Workers alleged that their IT consulting firm violated the Kentucky Wage Hour Law because the company paid them only half their hourly wage for travel time. Like the Fair Labor Standards Act, the Kentucky law states that travel away from home is working time only if it cuts across the employee’s workday. The workers had contracts stating that their workdays began when they arrived at the client’s location and ended when they left. So their travel time could not have cut across the workday, and they could not establish their statutory claims.

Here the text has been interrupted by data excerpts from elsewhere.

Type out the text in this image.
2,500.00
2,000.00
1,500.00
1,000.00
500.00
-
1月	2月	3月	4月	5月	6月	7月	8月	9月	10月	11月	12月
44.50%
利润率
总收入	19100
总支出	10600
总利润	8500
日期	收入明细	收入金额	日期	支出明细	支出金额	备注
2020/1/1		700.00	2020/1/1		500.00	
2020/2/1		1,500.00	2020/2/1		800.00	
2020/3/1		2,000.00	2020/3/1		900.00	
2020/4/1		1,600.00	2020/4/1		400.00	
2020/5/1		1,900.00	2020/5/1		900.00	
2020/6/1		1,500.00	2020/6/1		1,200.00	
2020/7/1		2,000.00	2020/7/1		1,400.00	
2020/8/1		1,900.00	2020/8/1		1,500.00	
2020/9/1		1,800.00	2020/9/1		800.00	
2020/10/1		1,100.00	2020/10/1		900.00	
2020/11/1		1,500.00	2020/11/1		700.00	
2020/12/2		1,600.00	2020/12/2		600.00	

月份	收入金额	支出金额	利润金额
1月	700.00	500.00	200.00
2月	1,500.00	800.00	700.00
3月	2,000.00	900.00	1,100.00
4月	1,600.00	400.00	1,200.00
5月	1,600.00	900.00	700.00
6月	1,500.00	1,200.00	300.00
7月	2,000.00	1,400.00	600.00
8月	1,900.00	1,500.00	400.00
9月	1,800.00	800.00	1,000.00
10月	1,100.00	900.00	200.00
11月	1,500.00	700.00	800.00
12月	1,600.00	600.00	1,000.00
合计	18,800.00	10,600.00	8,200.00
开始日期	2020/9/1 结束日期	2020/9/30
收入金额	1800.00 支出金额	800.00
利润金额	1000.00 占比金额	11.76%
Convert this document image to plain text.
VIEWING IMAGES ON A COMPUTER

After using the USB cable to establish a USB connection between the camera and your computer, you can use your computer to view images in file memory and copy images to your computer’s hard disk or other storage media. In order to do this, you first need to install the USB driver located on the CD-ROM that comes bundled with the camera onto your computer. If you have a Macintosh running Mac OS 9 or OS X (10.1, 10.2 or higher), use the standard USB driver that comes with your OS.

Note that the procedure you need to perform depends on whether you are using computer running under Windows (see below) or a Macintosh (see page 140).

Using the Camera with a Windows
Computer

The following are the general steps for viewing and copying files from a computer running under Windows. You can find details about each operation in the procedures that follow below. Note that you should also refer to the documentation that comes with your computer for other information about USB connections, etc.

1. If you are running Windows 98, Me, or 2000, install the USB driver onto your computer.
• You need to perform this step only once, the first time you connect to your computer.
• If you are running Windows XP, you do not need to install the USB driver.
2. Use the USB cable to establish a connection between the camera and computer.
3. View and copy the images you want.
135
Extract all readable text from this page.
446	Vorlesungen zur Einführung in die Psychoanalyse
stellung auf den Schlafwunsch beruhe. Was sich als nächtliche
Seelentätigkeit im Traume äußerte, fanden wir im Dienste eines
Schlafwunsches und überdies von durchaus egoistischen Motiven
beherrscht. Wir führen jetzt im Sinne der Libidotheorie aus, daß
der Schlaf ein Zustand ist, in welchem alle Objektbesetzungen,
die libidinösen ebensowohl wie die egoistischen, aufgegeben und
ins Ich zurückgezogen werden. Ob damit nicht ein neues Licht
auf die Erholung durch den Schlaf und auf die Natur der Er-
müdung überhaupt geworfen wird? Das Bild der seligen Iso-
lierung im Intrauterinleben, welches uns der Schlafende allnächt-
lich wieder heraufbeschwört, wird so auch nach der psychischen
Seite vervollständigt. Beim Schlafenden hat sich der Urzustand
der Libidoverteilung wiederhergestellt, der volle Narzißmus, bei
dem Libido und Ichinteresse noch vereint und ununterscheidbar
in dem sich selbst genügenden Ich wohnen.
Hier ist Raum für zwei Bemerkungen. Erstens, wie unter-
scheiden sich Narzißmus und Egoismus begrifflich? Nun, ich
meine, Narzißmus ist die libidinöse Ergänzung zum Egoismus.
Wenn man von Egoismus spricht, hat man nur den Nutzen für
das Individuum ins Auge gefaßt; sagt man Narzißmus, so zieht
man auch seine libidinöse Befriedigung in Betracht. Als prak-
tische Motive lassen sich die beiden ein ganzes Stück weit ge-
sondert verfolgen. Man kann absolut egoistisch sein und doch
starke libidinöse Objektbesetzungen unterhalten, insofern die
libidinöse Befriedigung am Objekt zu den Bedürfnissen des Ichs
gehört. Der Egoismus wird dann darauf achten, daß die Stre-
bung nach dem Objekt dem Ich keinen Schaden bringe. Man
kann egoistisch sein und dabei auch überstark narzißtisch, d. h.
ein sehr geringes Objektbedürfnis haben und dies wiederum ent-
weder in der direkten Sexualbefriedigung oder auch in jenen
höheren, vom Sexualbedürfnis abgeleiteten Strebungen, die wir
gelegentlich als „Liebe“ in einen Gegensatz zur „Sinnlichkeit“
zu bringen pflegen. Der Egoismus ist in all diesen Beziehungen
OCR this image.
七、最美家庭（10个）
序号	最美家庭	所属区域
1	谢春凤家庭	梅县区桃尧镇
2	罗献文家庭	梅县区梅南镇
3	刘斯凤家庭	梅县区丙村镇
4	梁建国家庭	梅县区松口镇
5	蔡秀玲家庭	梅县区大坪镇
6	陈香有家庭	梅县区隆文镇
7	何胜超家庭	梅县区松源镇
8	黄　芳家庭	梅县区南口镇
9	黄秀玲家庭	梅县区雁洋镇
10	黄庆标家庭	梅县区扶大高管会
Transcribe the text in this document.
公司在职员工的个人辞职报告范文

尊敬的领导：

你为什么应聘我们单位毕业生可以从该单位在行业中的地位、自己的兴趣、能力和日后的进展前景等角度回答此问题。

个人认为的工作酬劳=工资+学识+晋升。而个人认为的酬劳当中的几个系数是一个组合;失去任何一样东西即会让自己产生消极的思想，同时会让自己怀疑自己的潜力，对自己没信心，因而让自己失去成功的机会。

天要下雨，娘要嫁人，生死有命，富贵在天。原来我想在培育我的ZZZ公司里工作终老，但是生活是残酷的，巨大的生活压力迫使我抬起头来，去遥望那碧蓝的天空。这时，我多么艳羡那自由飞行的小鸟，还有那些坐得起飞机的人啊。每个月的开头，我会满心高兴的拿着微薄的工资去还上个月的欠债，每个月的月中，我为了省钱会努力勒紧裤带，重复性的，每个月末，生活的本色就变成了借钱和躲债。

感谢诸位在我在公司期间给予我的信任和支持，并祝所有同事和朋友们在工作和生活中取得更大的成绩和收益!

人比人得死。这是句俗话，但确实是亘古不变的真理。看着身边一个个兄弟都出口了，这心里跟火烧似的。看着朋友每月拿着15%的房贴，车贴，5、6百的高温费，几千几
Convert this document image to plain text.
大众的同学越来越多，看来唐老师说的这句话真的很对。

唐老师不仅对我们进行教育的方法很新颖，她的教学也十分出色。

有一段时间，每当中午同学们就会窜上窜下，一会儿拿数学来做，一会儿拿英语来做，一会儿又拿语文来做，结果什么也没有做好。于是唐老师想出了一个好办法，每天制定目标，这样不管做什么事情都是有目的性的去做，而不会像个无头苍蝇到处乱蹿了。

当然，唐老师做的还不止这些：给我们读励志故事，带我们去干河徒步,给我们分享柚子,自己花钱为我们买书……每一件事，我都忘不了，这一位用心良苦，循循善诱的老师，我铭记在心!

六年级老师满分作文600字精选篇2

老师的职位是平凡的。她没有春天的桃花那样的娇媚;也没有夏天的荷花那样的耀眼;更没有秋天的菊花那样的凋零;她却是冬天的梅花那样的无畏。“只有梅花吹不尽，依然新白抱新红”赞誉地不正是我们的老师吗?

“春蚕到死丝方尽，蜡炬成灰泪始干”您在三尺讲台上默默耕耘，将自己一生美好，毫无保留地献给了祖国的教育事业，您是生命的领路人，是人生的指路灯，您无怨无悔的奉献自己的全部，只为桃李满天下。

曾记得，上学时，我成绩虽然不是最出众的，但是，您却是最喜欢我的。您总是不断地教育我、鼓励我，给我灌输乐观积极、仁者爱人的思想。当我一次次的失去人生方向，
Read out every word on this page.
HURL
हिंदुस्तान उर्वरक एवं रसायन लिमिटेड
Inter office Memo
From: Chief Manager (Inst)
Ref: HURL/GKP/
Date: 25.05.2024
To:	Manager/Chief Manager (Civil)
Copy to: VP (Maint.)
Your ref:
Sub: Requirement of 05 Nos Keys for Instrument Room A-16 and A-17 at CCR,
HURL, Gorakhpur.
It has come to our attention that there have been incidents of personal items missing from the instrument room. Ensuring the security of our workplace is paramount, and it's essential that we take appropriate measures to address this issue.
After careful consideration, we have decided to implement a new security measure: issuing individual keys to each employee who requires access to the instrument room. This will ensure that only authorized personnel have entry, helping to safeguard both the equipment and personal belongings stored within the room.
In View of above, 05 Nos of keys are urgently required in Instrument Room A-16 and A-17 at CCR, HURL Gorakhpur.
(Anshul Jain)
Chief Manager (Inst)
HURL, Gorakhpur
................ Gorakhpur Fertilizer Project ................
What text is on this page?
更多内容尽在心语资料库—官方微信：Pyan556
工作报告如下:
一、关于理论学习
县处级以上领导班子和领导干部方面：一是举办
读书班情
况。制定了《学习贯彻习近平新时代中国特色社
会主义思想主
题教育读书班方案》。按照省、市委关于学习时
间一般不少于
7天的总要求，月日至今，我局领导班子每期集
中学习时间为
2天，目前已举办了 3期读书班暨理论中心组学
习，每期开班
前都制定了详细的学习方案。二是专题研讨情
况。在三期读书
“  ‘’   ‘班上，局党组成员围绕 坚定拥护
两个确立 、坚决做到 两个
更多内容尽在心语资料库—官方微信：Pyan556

(4) ICE to Quadruple Workplace Inspections

The acting director of U.S. Immigration and Customs Enforcement (ICE) has ordered the agency to ramp up immigration enforcement around Forms I-9 at workplaces by four to five times current levels. This action will reverse a slowdown that took place toward the end of President Obama's tenure, when I-9 audits fell from a peak of 3,000 per year in 2012-2013 to just 1,250 in fiscal year 2015-2016. If employees’ I-9s are found to be in violation, a company could face fines of up to $21,000 per undocumented worker. Acting Director Thomas Homan has been floated as a possible nominee for Secretary of Homeland Security.

(5) Tip of the Week

Ana Chapa, Executive Director of the Corporate Work Study program at Don Bosco Cristo Rey, spoke to us about the importance of fostering socioeconomic diversity in the workplace:

“Stereotypes about certain groups of people, especially people from differing economic backgrounds, can carry into the workplace. Corporate work-study programs provide a mixed learning experience. When young people from lower incomes integrate into a corporate environment, they often break down their own views. In addition to other volunteer programs, bringing underserved low-income youth into the corporate environment creates a long-lasting impact on diversity initiatives because it fosters an ongoing culture of acceptance, support, shared learning, and inclusion among your employees.”